Three lazinesses to notice:

  1. done is lazy. It is only allocated when something calls Done(). Many short request-scoped contexts never have a watcher; they don't pay for a channel.
  2. children is lazy. It is allocated on the first call to propagateCancel that registers a child.
  3. cause is implicit. If never set, it equals err.
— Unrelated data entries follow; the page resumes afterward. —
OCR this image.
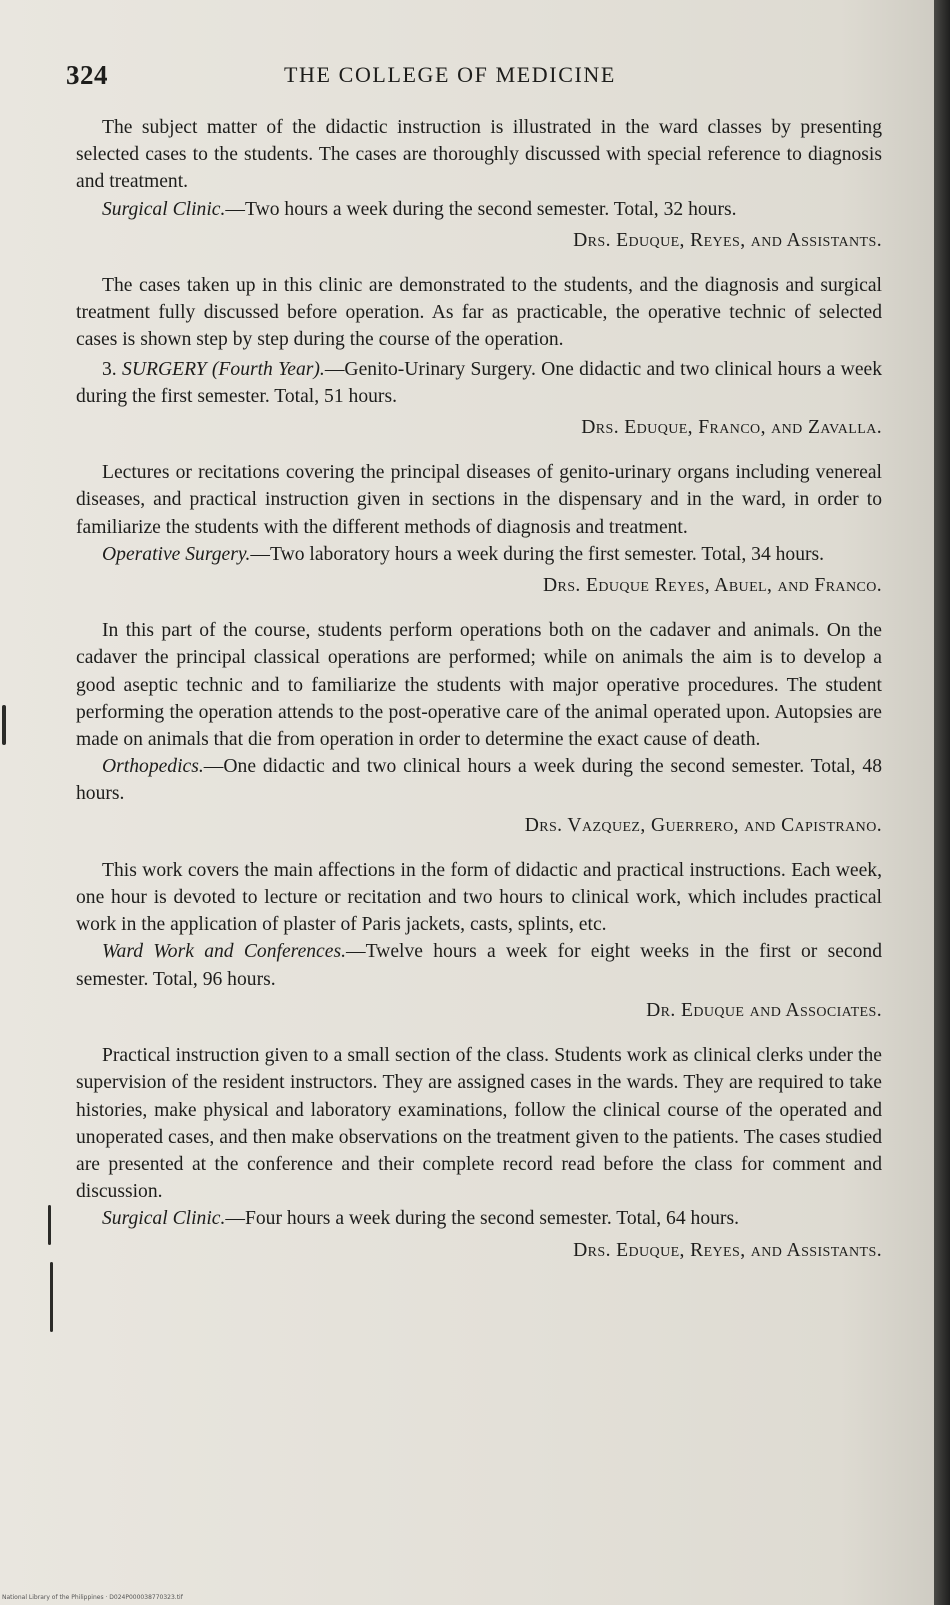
324	THE COLLEGE OF MEDICINE

The subject matter of the didactic instruction is illustrated in the ward classes by presenting selected cases to the students. The cases are thoroughly discussed with special reference to diagnosis and treatment.

Surgical Clinic.—Two hours a week during the second semester. Total, 32 hours.

Drs. Eduque, Reyes, and Assistants.

The cases taken up in this clinic are demonstrated to the students, and the diagnosis and surgical treatment fully discussed before operation. As far as practicable, the operative technic of selected cases is shown step by step during the course of the operation.

3. SURGERY (Fourth Year).—Genito-Urinary Surgery. One didactic and two clinical hours a week during the first semester. Total, 51 hours.

Drs. Eduque, Franco, and Zavalla.

Lectures or recitations covering the principal diseases of genito-urinary organs including venereal diseases, and practical instruction given in sections in the dispensary and in the ward, in order to familiarize the students with the different methods of diagnosis and treatment.

Operative Surgery.—Two laboratory hours a week during the first semester. Total, 34 hours.

Drs. Eduque Reyes, Abuel, and Franco.

In this part of the course, students perform operations both on the cadaver and animals. On the cadaver the principal classical operations are performed; while on animals the aim is to develop a good aseptic technic and to familiarize the students with major operative procedures. The student performing the operation attends to the post-operative care of the animal operated upon. Autopsies are made on animals that die from operation in order to determine the exact cause of death.

Orthopedics.—One didactic and two clinical hours a week during the second semester. Total, 48 hours.

Drs. Vazquez, Guerrero, and Capistrano.

This work covers the main affections in the form of didactic and practical instructions. Each week, one hour is devoted to lecture or recitation and two hours to clinical work, which includes practical work in the application of plaster of Paris jackets, casts, splints, etc.

Ward Work and Conferences.—Twelve hours a week for eight weeks in the first or second semester. Total, 96 hours.

Dr. Eduque and Associates.

Practical instruction given to a small section of the class. Students work as clinical clerks under the supervision of the resident instructors. They are assigned cases in the wards. They are required to take histories, make physical and laboratory examinations, follow the clinical course of the operated and unoperated cases, and then make observations on the treatment given to the patients. The cases studied are presented at the conference and their complete record read before the class for comment and discussion.

Surgical Clinic.—Four hours a week during the second semester. Total, 64 hours.

Drs. Eduque, Reyes, and Assistants.

National Library of the Philippines · D024P000038770323.tif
atomic.Value is used for done because Done() may be called concurrently with cancel(). Atomic load makes that race-free without contesting mu.

The cancel method

func (c *cancelCtx) cancel(removeFromParent bool, err, cause error) {
    if err == nil {
        panic("context: internal error: missing cancel error")
    }
    if cause == nil {
        cause = err
    }
    c.mu.Lock()
    if c.err != nil {
        c.mu.Unlock()
        return // already cancelled — first-write-wins
    }
    c.err = err
    c.cause = cause
    d, _ := c.done.Load().(chan struct{})
    if d == nil {
        c.done.Store(closedchan) // sentinel
    } else {
        close(d)
    }
    for child := range c.children {
        // NOTE: child holds its own mu, so deadlock-free only because
        // we never grab a child's mu while holding parent.mu... except
        // here. The recursion is safe because children form a tree:
        // no cycles, and a child cannot back-cancel its parent.
        child.cancel(false, err, cause)
    }
    c.children = nil
    c.mu.Unlock()

    if removeFromParent {
        removeChild(c.Context, c)
    }
}

Key invariants:

  • First-write-wins. Only the first cancellation sets err/cause. Later cancellations are no-ops.
  • closedchan sentinel. If nobody ever called Done() on this node, the runtime hands out a pre-closed singleton instead of allocating a fresh channel.
  • Children cancel recursively under parent's lock. This is the load-bearing line. We will look at it more carefully in a moment.
  • removeFromParent is false during cascade. When a parent is cancelling its children, there is no need for each child to call removeChild(parent, child) — the parent will reset children = nil anyway. removeFromParent = true only when the cancel is called from user code (the returned CancelFunc).

propagateCancel

func propagateCancel(parent Context, child canceler) {
    done := parent.Done()
    if done == nil {
        return // parent is never cancellable (e.g. Background, WithoutCancel)
    }
    select {
    case <-done:
        child.cancel(false, parent.Err(), Cause(parent))
        return
    default:
    }
    if p, ok := parentCancelCtx(parent); ok {
        p.mu.Lock()
        if p.err != nil {
            child.cancel(false, p.err, p.cause)
        } else {
            if p.children == nil {
                p.children = make(map[canceler]struct{})
            }
            p.children[child] = struct{}{}
        }
        p.mu.Unlock()
    } else {
        // Parent is custom; we cannot register in its children map.
        // Spawn a goroutine that forwards the signal.
        go func() {
            select {
            case <-parent.Done():
                child.cancel(false, parent.Err(), Cause(parent))
            case <-child.Done():
            }
        }()
    }
}

Two paths:

  • Fast path: parent is a built-in cancelCtx (or timerCtx, which embeds one). Register the child in p.children under p.mu. Cost: one map insert.
  • Slow path: parent is a custom Context. The runtime cannot reach into a foreign struct, so it spawns a goroutine that selects on parent.Done() and the new child's Done(). Every derived cancelable child of a custom context spawns one goroutine.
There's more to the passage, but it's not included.